Assessing background contamination of sample tubes used in human biomonitoring by non-targeted liquid chromatography–high resolution mass spectrometry
Krauss, Martin; Huber, Carolin; Schulze, Tobias; Bartel-Steinbach, Martina; Weber, Till; Kolossa-Gehring, Marike; Lermen, Dominik
Environ Int (2024); online: 1 January 2024
Abstract
Controlling and minimising background contamination is crucial for maintaining a high quality of samples in human biomonitoring targeting organic chemicals.

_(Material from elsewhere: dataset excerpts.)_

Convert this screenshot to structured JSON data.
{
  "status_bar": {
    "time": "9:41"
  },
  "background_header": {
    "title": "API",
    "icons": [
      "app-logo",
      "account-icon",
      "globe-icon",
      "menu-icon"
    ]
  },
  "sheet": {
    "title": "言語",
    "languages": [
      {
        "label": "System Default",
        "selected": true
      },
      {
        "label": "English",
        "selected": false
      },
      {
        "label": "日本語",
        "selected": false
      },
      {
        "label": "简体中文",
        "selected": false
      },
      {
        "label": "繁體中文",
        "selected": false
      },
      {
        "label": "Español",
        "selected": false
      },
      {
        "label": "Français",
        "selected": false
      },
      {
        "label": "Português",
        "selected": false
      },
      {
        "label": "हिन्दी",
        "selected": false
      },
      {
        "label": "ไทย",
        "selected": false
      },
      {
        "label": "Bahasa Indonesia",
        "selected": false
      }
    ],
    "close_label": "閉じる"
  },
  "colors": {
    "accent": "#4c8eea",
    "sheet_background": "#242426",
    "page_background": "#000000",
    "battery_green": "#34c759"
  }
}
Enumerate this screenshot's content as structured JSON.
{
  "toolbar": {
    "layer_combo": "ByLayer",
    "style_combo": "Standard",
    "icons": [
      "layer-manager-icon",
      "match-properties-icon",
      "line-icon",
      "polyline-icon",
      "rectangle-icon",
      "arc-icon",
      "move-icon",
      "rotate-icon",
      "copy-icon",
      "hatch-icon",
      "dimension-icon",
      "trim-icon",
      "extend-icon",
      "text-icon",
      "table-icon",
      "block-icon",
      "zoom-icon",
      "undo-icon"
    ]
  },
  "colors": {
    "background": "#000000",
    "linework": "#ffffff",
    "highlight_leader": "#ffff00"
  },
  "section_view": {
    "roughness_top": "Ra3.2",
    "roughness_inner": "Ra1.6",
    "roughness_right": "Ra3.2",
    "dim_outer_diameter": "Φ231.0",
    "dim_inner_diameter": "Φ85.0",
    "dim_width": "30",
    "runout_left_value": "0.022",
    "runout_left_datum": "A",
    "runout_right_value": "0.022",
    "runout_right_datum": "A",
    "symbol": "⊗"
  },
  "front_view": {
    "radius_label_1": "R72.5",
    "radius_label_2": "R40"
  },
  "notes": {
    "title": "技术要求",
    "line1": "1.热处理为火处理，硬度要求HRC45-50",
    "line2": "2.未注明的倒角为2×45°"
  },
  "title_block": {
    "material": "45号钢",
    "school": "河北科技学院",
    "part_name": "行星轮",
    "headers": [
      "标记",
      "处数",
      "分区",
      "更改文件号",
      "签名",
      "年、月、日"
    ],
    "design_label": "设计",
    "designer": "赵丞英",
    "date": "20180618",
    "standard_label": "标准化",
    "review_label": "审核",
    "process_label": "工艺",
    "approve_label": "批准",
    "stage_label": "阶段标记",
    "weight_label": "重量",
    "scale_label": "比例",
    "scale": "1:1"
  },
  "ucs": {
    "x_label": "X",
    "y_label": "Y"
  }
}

We assessed the contamination of three previous types and one newly introduced medical-grade type of sample tubes used for storing human body fluids at the German Environmental Specimen Bank. Aqueous extracts from these tubes were analysed by non-targeted liquid chromatography-high resolution mass spectrometry (LC-HRMS) before and after a dedicated cleaning procedure. After peak detection using MZmine, Bayesian hypothesis testing was used to group peaks into those originating either from instrumental and laboratory background contamination, or actual tube contaminants, based on if their peak height was reduced, increased or not affected by the cleaning procedure. For all four tube types 80–90% of the 2475 peaks (1549 in positive and 926 in negative mode) were assigned to laboratory/instrumental background, which we have to consider as potential sample tube contaminants.
Among the tube contaminants, results suggest a considerable difference in the contaminant peak inventory and the absolute level of contamination among the different sample tube types. The cleaning procedure did not affect the largest fraction of peaks (50–70%). For the medical grade tubes, the removal of contaminants by the cleaning procedure was strongest compared to the previous tubes, but in all cases a small fraction increased in intensity after cleaning, probably due to a release of oligomers or additives. The identified laboratory background contaminants were mainly semi-volatile polymer additives such as phthalates and phosphate esters. A few compounds could be assigned solely as tube-specific contaminants, such as N,N-dibutylformamide and several constituents of the oligomeric light stabiliser Tinuvin-622.
A cleaning procedure before use is an effective way to standardise the used sample tubes and minimises the background contamination, and therefore increases sample quality and therewith analytical results.